Archäologie visueller Medientechnologien

Ein ziemlich spannendes, aber noch recht unterentwickeltes akademisches Gebiet der Medienwissenschaften ist die Medien-Archäologie im Bereich der visuellen Medien. Einige herausragende Publikationen der letzten Jahre (darunter z.B. : Jonathan Crary: Techniques of the Observer. On Vision and Modernity in the 19th Century) thematisieren die komplexen Zusammenhänge zwischen Technologie, Wahrnehmung und der Geschichte der Visualität.
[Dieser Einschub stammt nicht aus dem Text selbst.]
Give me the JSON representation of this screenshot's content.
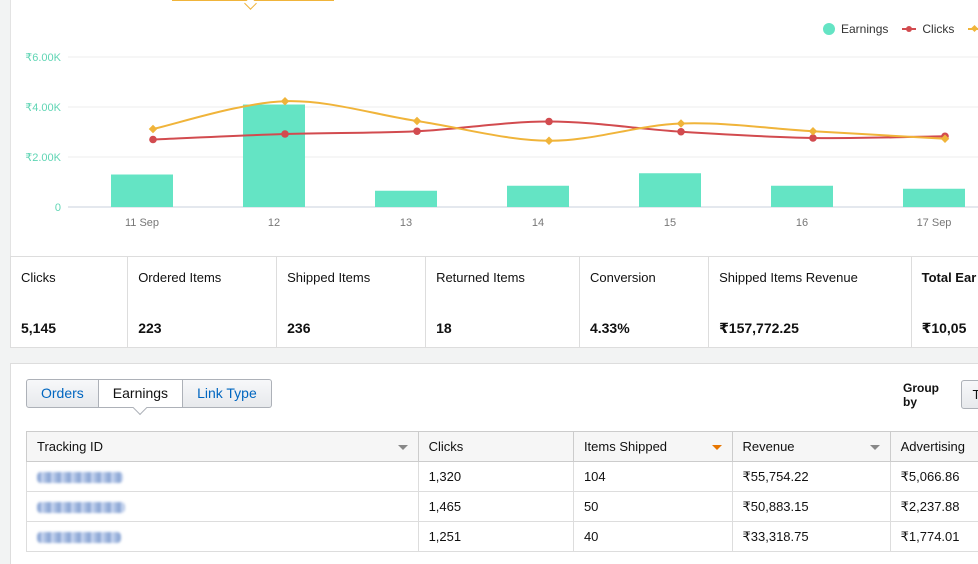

Mit der Neudefinition des Medienbegriffs werden interdisziplinäre medienarchäologische Projekte in den nächsten Jahren höchstwahrscheinlich zunehmen.

Je nachdem wie weit man den Begriff „Medien“ definiert, könnte man das Gebiet der „Medien-Archäologie“ in zwei Teilbereiche unterteilen:

1) Frühe Schriftmedien: z.B Ägyptologie und diverse Altphilologien

2) Frühe visuelle Medien: von der Kunstgeschichte bis hin zur Filmwissenschaft

Altphilologen, Sprachwissenschaftler aber auch Kultur- und Kunsthistoriker beschäftigen sich schon seit Mitte des 19. Jahrhunderts nicht nur mit frühen oralen, Schrift- und Manuskriptkulturen, sondern beispielsweise auch mit der Geschichte des Buchdrucks (z.B.: Elizabeth L. Eisenstein: The Printing Revolution in Early Modern Europe).

Die Archäologie früher visueller Medien ist jedoch noch ein recht junges akademisches Teilgebiet, eher als „Filmgeschichte“, „Kunstgeschichte“ oder „Geschichte der Fotografie“ geläufig. Dass frühe visuelle Medientechnologien nicht nur ein Bereich der Ästhetik oder Kunst, sondern eben auch Teil moderner „Technik-Evolution“ ist, wird zunehmend registriert.

Web-Tip:
Early Visual Media – A Pictorial Media Archeology (Thomas Weynants aktualisiert die neuesten Publikationen und Entwicklungen auf diesem Gebiet)

Literatur-Tip:
Siegfried Zielinski, Archäologie der Medien. Zur Tiefenzeit des technischen Sehens und Hörens.